## Correcting many errors

This term I’m happy to be lecturing error correcting codes, particularly because I’ve now cleared up a misconception I somehow managed to develop in my undergraduate days about the relationship between the Hamming and Shannon theories of coding.

Let $C \subseteq \mathbf{F}_2^n$ be a code (not necessarily linear). For $x,y \in \mathbf{F}_2^n$ let $d(x,y)$ be the number of positions in which $x$ and $y$ have different entries; this is the Hamming distance between $x$ and $y$. Let $d(C)$ denote the minimum Hamming distance between two elements of $C$.

When $C$ is used as a code in the Hamming setup of nearest neighbour decoding, we can guarantee to correct up to $e$ errors, where $e = \lfloor (d-1)/2 \rfloor$. (For the balls of radius $r$ about different $x,y \in C$ are disjoint if and only if $2r < d(C)$.) If each bit is corrupted with probability $p$ then a typical codeword is corrupted in $pn$ places when it is transmitted. So to have any hope of communicating reliably when $p$ is near to $1/2$, we need $d(C)$ to be near to $n$. However one of the Plotkin bounds says that if $d > n/2$ then

$|C| \le \frac{2d}{2d-n} \le 2d \le 2n$

so such codes are necessarily rather small. Indeed, $|C| \le 2$ if $d > 3n/4$. So the Plotkin bound shows that whenever $p \ge 3/8$, it is impossible to reliably communicate using codes given by the Hamming setup, except by using a trivial two-word codebook.

On the other hand, Shannon’s Noisy Coding Theorem says that it is possible to communicate reliably at any rate $R < 1 - H(p)$, where $H(p) = -p \log p - (1-p) \log (1-p)$ is Shannon's entropy function. (All logs in this post are to base $2$ of course.) I won't try to define rate here, but it is certainly the case that if a code $C \subseteq \mathbf{F}_2^n$ can be used to communicate reliably at rate $R$, then $|C| \ge 2^{nR}$. This seems to contradict what was just said.

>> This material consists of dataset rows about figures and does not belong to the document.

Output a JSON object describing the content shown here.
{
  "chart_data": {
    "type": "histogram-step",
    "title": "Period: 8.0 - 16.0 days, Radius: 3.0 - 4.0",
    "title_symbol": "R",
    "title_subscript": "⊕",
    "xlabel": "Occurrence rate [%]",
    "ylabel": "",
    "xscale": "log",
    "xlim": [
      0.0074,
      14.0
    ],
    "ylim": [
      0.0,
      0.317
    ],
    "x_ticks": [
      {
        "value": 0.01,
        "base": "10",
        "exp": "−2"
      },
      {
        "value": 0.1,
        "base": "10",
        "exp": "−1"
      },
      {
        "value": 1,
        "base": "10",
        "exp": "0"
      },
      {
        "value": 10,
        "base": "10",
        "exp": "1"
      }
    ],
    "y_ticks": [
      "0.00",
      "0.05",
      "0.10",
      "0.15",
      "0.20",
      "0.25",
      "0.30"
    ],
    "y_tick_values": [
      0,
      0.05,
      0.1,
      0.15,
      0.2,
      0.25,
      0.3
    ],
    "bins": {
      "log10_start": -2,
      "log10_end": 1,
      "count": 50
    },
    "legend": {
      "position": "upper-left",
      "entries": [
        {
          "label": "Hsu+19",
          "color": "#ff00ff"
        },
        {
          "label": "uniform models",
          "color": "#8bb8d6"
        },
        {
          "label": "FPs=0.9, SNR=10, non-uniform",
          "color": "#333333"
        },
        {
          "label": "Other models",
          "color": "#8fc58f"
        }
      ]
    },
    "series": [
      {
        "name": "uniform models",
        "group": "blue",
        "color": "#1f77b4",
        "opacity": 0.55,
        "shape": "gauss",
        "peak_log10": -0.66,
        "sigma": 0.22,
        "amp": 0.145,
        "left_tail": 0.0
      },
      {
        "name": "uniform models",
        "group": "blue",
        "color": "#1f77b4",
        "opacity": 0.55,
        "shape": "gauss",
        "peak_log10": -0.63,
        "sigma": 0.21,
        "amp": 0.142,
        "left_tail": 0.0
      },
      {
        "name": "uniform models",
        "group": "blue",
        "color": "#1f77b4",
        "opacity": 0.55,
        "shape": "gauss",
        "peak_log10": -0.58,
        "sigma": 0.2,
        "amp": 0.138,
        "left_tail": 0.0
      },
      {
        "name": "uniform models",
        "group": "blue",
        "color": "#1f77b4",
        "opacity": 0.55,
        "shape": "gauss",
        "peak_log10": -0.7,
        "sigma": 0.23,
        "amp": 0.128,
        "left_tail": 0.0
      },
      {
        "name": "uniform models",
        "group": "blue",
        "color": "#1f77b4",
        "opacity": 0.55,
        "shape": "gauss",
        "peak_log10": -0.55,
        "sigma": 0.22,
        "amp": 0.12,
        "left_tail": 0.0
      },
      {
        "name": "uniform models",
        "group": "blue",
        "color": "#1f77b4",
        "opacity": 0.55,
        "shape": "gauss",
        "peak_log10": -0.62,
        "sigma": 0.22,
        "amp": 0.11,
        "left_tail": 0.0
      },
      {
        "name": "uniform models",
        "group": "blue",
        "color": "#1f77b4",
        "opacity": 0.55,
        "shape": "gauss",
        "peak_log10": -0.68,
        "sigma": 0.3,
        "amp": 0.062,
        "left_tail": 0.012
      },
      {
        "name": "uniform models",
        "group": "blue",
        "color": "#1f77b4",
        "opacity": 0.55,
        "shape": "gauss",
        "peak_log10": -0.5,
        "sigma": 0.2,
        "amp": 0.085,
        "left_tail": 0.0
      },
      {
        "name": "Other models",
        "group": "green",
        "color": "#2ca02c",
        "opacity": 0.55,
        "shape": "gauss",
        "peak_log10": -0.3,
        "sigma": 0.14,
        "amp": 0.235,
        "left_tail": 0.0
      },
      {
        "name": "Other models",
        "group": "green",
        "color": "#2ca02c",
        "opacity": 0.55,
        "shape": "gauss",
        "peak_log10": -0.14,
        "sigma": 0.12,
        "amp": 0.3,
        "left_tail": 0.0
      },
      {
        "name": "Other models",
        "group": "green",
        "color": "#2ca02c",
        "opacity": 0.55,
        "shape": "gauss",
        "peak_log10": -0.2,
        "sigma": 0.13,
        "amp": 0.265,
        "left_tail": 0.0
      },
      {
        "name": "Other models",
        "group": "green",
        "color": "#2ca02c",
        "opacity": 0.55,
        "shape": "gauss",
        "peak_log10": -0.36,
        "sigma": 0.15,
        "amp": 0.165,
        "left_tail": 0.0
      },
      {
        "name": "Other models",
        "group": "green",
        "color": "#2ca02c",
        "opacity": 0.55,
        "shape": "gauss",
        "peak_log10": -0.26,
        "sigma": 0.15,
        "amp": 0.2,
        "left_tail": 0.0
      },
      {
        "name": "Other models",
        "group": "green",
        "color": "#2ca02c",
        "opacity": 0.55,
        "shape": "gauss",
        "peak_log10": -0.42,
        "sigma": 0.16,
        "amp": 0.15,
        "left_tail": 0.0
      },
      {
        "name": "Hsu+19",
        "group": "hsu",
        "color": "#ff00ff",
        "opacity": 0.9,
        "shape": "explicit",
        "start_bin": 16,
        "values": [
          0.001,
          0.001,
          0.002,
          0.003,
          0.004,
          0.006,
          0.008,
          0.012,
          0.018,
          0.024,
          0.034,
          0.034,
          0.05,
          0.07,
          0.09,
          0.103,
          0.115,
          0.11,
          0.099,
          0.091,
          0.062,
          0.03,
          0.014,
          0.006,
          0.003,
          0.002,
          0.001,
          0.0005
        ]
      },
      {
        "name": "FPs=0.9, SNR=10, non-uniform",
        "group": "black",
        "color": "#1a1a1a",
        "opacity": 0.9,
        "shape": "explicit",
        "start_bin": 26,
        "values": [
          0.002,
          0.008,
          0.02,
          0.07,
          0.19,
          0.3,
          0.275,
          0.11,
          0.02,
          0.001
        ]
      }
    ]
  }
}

The resolution to the paradox is that the high-rate codes whose existence is guaranteed by Shannon's Noisy Coding Theorem do not satisfy the Hamming criterion of high minimum distance. This is allowable because in the Shannon setup the decoder is not specified, and all we need is good performance on average. These remarks show that this extra freedom makes a really big difference.